An evidence-based life

As a senior district business manager for a pharmaceutical company, Dave Kinnear (B.S. Biology ‘79) spends his days immersed in sales data in his home office rather than running assays in a research lab. But for the one-time biology student, the mindset isn’t all that different. “I’m looking at trends – sales in different territories I manage – and developing hypotheses about why I’m seeing these trends,” says Kinnear. “Then I go out and test them out.”

Kinnear didn’t set out after graduation with pharmaceutical sales in mind. In fact, he began his professional life at the Minnesota Legislature in 1979 with the help of Professor Doug Pratt, who connected him to the Minnesota Legislature’s Science and Technology Research Office where he both interned and held a paid position for a year. He was hired on as an analyst with the Minnesota Energy Agency soon after. His foray into politics turned out to be an education all its own.

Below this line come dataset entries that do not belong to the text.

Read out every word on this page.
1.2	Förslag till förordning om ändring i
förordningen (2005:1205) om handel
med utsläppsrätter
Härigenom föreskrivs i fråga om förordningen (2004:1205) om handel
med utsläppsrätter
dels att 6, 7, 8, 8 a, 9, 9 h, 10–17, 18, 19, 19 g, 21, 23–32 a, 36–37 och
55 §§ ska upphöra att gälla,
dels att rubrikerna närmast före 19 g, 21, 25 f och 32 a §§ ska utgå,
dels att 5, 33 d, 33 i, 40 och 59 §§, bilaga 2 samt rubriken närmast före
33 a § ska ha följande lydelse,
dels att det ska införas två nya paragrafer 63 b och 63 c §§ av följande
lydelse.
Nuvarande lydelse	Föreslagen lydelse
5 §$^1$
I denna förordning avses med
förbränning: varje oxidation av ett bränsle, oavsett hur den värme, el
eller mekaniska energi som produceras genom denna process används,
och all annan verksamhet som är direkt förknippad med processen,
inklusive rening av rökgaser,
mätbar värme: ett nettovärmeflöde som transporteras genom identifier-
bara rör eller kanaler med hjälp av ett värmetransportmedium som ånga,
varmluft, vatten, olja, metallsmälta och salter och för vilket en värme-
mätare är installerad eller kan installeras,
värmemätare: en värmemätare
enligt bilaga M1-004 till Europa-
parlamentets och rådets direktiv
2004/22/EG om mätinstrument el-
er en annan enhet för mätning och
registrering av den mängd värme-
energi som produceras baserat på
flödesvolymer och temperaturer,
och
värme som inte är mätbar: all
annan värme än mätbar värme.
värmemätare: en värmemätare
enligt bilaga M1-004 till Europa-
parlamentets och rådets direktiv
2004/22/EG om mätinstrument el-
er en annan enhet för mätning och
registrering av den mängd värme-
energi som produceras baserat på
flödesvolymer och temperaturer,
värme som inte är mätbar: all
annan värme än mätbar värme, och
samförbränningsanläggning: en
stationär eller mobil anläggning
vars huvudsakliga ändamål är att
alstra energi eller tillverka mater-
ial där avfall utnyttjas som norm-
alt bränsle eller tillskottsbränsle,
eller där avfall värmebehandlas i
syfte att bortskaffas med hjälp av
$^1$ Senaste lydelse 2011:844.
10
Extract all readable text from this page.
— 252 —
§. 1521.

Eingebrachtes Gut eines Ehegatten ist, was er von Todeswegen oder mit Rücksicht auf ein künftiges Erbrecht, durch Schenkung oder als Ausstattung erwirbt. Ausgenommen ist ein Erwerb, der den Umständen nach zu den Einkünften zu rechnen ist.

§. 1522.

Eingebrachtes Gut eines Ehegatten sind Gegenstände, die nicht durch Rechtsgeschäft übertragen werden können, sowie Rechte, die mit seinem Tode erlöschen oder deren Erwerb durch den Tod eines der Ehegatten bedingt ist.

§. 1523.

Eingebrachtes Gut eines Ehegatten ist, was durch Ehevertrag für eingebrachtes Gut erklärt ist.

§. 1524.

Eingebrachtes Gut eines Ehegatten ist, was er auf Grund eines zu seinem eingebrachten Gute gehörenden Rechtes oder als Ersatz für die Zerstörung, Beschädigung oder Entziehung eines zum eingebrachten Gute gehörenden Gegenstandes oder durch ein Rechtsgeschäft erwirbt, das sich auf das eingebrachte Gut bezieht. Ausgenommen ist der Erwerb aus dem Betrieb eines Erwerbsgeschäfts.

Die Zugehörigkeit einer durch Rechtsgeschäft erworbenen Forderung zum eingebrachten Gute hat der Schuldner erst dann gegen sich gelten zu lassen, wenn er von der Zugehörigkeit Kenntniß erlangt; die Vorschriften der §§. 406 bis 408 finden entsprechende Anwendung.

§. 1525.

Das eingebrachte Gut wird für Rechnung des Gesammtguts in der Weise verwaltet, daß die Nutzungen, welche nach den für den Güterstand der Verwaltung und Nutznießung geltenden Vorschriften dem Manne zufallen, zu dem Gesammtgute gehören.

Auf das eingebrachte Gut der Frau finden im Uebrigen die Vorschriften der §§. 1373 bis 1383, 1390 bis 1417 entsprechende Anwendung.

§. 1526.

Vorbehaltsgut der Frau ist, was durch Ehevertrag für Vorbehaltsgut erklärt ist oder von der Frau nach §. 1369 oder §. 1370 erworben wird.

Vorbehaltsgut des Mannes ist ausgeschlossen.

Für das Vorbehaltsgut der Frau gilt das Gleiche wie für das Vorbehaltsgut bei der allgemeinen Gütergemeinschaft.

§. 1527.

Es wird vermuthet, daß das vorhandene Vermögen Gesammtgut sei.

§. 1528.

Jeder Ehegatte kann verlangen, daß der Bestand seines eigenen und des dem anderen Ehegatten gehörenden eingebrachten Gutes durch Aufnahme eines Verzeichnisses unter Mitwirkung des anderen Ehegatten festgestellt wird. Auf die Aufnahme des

As an intern, Kinnear was tasked with providing briefs to legislators on a wide range of scientific subject matter from the evolution-creationism debate to environmental issues. “I talked to some of the leading experts in the United States and presented information to legislative committees,” he says. In his next position, Kinnear’s focus shifted to renewable energy at the Minnesota Energy Agency where he promoted the use of energy sources indigenous to Minnesota then got involved in permitting for utility companies before changing course to join Bristol-Myers-Squibb in 1982. And he’s never looked back.

His switch to the private sector was motivated, in part, by the knowledge that what he does yields real-world benefits. “I know that if we do our jobs right, patients will benefit,” says Kinnear. “I can prove that people are less likely to die. That’s rewarding.”

Different as politics and the private sector are in some ways, Kinnear sees some affinities (and draws on lessons learned during his early years at the legislature) between how government and the health care system operate. “The healthcare environment has gotten very complicated,” he says. “There are a lot of people involved [in making decisions] — hospital committees, managed care organizations, government entities. It begins to look like a political system, so I go back to my knowledge of legislative committees.”

Kinnear’s data-driven style and political savvy aren’t just his hallmarks at work. He jokes that he often plays a similar role at home. He recalls how his son, now an airline pilot, memorably used this inclination to sell him on a ski trip to Europe instead of the usual foray to Colorado with a presentation Kinnear describes as “half science, half sales.” “My son gathered data about cost, travel time, weather, and other points of comparison,” he recalls, noting that at the time ski resorts in Europe were cheaper than in the United States. “It was pretty cool... We did the trip and it actually did end up costing about the same.”